Klein describes the team as a three-legged stool: sales, production and administration. "It’s all sales initially," he says. "When we turn the lead into a qualified lead, estimating joins in, with dotted lines to sales and production. Estimators don’t show up as an independent unit, but they’re incented the same way. Estimating stays involved with sales until the contract is signed. Once it moves into production, sales and the estimator educate the project leader, and the project leader becomes the key point of customer service delivery. Although sales stays involved, they all look to the project leader.

"We have a salesperson, project leader, production coordinator, estimator and, to a lesser extent, administrative people who are focused on one thing: 7 out of 10 on the customer response survey" with an on-time delivery and on-budget cost.

The incentive fully rides on customer service, Klein says, because the marketing dollars needed to rebuild lost satisfaction offset any other bonus that might be paid. "We [would] have to take the incentives that everybody can earn [that] and multiply by three or four and put into our marketing budget in order to make up for the lost leads," he says. "We don’t really [do that, but] it’s the way we embrace the practice that if we don’t have a satisfied customer, we give no bonus."

That’s not to say people aren’t paid. Each member starts with a base salary. The incentive, though, is focused on the company goal: customer service. Once that goal is attained, the team members become eligible for individual bonuses. The project leader, for example, can make a higher percentage if the project finished on time even if over budget, Klein says. But "if we didn’t have them joined at the hip, focused on the same performance measurement, we would have the same finger pointing as in other companies."

The customer satisfaction measure is a third-party telephone survey conducted upon receipt of final payment and signing of the Certificate of Completion by the customer. The questionnaire contains 11 statements to which clients respond with a rating between 1 and 10. This total becomes the team’s score. Other questions provide additional information about how the customer felt the company performed. Questions include details about weekly meetings, for example. Because the company uses these meetings to manage the quality of the project, it’s important to Kleinco to know if the client felt the meetings add value or if the client even attended all the meetings.

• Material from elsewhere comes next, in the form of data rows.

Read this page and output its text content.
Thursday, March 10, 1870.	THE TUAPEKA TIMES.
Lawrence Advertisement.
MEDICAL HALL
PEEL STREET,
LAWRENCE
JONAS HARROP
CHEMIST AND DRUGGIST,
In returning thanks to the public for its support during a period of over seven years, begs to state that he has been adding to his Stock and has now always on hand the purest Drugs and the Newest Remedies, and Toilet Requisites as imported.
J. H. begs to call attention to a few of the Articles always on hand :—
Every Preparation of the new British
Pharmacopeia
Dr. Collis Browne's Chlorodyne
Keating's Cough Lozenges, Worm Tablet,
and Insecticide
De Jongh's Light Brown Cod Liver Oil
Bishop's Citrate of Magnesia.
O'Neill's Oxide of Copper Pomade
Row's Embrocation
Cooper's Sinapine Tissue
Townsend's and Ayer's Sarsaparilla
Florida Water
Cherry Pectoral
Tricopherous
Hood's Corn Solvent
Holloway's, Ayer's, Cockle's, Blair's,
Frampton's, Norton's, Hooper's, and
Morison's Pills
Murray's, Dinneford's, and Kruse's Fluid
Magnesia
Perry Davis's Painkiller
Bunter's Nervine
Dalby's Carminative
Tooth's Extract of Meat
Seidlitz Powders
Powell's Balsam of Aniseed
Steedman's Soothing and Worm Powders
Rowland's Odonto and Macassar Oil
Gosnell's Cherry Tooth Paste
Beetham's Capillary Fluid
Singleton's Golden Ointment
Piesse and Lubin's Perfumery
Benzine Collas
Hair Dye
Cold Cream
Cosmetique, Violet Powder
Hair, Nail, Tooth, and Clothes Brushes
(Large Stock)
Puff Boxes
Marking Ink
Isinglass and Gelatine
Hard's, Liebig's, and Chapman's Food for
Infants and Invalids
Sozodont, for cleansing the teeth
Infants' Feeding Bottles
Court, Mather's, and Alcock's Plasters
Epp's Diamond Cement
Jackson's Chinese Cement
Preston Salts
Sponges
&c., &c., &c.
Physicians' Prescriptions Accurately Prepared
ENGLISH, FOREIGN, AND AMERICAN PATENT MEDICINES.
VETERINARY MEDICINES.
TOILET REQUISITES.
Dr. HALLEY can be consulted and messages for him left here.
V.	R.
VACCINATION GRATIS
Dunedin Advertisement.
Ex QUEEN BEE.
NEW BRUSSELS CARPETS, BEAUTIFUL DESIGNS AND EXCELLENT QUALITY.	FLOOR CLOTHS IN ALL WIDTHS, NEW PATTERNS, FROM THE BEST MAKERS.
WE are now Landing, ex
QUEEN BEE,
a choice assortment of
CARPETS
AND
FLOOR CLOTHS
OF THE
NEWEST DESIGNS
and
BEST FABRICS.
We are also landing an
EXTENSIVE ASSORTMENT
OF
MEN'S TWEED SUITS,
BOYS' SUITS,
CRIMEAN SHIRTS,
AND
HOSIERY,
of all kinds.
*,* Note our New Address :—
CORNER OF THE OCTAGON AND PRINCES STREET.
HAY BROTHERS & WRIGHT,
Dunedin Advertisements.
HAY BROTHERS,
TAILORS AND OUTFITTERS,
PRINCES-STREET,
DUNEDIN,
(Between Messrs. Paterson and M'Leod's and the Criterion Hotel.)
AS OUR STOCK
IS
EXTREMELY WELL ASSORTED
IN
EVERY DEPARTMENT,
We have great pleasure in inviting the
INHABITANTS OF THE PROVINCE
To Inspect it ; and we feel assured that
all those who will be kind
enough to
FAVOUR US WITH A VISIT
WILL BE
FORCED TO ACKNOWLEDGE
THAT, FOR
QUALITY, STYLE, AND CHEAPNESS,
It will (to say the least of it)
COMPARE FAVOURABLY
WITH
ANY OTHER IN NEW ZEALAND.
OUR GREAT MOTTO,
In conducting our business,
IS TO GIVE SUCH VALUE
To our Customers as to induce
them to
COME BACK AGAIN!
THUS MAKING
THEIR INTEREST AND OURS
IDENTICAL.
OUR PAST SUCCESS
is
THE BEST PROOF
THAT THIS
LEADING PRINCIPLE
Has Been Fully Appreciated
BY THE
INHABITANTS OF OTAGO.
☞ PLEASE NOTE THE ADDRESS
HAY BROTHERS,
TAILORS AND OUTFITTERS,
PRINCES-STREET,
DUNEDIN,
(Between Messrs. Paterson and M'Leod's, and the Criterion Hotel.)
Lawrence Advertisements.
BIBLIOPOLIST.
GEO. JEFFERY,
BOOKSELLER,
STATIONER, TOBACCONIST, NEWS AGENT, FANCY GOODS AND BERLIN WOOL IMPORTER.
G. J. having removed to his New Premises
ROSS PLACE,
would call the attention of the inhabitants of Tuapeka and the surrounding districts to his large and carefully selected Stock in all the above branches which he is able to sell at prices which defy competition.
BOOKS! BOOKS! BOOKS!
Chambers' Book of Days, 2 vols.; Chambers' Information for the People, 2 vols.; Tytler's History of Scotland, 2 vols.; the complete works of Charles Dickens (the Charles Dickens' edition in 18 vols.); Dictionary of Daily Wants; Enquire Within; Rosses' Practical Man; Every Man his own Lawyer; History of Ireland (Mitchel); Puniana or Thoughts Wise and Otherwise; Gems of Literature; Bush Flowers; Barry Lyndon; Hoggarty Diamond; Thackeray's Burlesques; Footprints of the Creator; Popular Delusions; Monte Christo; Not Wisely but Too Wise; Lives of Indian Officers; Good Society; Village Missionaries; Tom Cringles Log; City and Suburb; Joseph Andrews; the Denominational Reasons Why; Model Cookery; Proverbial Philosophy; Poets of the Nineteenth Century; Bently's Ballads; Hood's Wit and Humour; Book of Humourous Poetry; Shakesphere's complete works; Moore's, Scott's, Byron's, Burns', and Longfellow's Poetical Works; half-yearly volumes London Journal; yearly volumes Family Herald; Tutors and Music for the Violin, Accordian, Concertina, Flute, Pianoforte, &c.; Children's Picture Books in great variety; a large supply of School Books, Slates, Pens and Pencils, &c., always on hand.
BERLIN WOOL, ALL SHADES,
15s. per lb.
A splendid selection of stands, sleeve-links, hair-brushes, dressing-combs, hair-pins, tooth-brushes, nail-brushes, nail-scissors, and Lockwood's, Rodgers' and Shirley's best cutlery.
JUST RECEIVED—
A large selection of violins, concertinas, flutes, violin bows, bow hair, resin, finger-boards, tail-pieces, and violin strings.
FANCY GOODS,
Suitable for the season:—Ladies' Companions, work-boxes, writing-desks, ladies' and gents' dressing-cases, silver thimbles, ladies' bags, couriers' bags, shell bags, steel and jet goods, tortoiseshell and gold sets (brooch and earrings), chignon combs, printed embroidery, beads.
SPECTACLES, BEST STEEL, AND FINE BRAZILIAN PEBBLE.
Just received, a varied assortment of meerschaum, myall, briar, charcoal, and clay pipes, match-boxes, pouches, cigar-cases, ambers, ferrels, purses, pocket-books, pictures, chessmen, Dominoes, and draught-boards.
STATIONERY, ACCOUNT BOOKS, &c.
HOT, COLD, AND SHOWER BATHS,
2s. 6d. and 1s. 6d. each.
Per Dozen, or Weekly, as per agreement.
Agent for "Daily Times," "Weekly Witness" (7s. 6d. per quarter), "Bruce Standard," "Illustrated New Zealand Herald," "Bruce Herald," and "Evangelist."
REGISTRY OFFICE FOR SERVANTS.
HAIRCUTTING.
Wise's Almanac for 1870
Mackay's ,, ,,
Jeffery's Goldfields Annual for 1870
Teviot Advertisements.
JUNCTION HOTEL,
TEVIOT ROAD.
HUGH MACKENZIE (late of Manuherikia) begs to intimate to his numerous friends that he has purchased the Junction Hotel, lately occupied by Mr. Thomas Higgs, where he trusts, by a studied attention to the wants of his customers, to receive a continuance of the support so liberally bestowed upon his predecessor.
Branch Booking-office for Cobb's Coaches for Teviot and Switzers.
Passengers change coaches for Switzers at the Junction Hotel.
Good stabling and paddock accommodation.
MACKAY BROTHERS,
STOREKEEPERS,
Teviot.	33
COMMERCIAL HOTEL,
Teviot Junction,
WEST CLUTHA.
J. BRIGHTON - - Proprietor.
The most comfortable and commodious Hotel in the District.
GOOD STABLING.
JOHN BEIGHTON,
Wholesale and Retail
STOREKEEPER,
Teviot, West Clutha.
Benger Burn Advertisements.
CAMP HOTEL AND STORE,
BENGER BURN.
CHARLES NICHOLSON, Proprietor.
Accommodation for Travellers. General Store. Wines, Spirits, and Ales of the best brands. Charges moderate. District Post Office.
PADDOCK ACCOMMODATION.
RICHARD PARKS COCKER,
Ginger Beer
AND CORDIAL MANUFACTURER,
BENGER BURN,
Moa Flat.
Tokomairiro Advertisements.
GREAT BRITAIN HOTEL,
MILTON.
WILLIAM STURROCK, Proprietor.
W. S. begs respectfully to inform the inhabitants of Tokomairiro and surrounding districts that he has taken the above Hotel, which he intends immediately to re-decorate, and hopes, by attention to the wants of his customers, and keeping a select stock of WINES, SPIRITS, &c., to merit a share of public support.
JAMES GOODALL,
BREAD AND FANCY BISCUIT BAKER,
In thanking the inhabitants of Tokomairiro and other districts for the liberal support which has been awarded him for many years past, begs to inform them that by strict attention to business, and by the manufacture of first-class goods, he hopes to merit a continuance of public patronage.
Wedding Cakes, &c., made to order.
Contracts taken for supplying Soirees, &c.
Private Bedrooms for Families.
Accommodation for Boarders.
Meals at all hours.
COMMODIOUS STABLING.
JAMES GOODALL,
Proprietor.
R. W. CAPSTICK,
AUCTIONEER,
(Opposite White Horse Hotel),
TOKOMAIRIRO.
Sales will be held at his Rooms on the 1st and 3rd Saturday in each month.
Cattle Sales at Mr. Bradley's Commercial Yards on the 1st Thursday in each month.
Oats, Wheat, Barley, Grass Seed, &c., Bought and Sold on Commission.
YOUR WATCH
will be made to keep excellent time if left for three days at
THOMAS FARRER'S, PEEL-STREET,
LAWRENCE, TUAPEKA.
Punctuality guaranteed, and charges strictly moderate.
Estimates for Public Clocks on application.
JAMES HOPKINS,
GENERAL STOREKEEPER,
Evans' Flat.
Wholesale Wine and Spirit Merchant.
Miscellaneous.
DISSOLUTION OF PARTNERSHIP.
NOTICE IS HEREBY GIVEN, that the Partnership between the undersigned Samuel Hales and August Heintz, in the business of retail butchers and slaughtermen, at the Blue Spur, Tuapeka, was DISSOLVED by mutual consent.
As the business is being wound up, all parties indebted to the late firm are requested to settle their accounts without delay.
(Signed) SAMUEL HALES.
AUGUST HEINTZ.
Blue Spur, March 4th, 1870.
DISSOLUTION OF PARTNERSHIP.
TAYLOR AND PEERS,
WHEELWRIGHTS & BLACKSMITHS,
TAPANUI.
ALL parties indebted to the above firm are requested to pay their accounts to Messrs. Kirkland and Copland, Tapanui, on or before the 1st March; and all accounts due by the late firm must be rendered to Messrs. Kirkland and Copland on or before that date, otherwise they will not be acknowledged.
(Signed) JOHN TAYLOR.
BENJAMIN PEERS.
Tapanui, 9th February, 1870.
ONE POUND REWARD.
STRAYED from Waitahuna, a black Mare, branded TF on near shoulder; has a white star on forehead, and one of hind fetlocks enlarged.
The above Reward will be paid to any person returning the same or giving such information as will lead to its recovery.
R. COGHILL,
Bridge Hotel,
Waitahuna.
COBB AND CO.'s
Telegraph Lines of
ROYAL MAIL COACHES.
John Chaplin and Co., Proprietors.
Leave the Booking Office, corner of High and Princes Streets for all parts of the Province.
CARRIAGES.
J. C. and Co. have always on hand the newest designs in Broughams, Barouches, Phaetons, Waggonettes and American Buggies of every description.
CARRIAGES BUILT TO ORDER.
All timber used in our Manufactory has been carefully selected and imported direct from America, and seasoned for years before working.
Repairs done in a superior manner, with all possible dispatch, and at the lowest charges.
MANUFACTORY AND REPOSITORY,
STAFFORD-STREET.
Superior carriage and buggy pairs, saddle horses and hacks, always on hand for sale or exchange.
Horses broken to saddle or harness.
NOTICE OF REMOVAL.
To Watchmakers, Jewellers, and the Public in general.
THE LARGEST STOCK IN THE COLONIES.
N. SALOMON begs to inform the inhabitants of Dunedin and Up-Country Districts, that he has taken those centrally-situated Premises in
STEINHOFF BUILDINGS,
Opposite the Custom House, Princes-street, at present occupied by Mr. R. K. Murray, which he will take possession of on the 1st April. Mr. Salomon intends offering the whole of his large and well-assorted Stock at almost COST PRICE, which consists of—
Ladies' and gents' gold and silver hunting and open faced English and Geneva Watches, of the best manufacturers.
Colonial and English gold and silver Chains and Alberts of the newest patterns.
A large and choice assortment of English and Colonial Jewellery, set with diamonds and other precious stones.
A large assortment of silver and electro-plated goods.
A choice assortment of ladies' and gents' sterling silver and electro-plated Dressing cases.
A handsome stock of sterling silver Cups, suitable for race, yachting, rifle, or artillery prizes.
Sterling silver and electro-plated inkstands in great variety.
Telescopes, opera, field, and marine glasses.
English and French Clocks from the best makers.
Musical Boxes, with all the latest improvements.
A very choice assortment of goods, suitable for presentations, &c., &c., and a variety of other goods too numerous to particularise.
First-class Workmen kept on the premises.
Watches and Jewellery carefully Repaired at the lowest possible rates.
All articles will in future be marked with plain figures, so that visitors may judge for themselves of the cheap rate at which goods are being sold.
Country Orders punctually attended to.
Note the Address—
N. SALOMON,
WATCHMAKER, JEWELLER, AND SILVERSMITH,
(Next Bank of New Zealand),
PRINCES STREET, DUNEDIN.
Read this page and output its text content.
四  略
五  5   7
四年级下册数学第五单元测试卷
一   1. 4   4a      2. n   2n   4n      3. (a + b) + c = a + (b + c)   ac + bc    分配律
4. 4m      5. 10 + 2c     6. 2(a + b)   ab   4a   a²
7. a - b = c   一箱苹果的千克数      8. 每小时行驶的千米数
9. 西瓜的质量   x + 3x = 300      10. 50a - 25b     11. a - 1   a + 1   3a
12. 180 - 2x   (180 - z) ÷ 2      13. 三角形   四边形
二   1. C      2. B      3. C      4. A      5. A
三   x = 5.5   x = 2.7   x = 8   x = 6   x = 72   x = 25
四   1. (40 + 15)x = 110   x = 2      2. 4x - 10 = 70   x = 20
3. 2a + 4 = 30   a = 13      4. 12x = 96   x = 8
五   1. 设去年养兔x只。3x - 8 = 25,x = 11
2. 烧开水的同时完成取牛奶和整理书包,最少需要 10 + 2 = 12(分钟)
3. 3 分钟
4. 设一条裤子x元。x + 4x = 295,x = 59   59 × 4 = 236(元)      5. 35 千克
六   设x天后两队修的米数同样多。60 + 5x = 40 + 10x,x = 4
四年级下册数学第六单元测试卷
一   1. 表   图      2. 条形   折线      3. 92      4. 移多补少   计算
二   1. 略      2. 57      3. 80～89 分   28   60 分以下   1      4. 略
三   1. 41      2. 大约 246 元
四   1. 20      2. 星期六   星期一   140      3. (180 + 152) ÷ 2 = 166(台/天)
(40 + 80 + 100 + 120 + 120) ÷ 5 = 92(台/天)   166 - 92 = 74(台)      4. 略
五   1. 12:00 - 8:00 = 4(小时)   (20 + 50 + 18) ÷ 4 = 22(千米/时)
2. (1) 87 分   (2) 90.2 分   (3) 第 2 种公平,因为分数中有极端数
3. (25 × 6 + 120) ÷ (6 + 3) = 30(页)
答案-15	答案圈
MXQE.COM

"If the customer complains on the survey that we ran late, then the communication broke down," Klein says, because all changes or adjustments to the schedule are explained and approved by the client. "If you think of on-time completion as being geared to the incentive, communication is important."

Customer satisfaction is the base, but on-time completion and finishing the project at or under the budget are the other important measures. "It make no difference if it’s under budget or on budget," Klein says. "[The team] doesn’t get any of the savings."

Klein says this approach allows the company to disarm the self-interests and to instead focus everyone on the customer. He compares the system to a bicycle wheel, with the client as the hub and the team as the spokes. "If you turn the bicycle upside down and tested [the wheel], it would spin forever. If it’s not tuned, it will roll out of round, then rock back and forth. All forward progress will stop.

"If the customer doesn’t give us a 7, there are no incentives. We could finish two weeks early, 10 percent under budget, but nobody gets an incentive."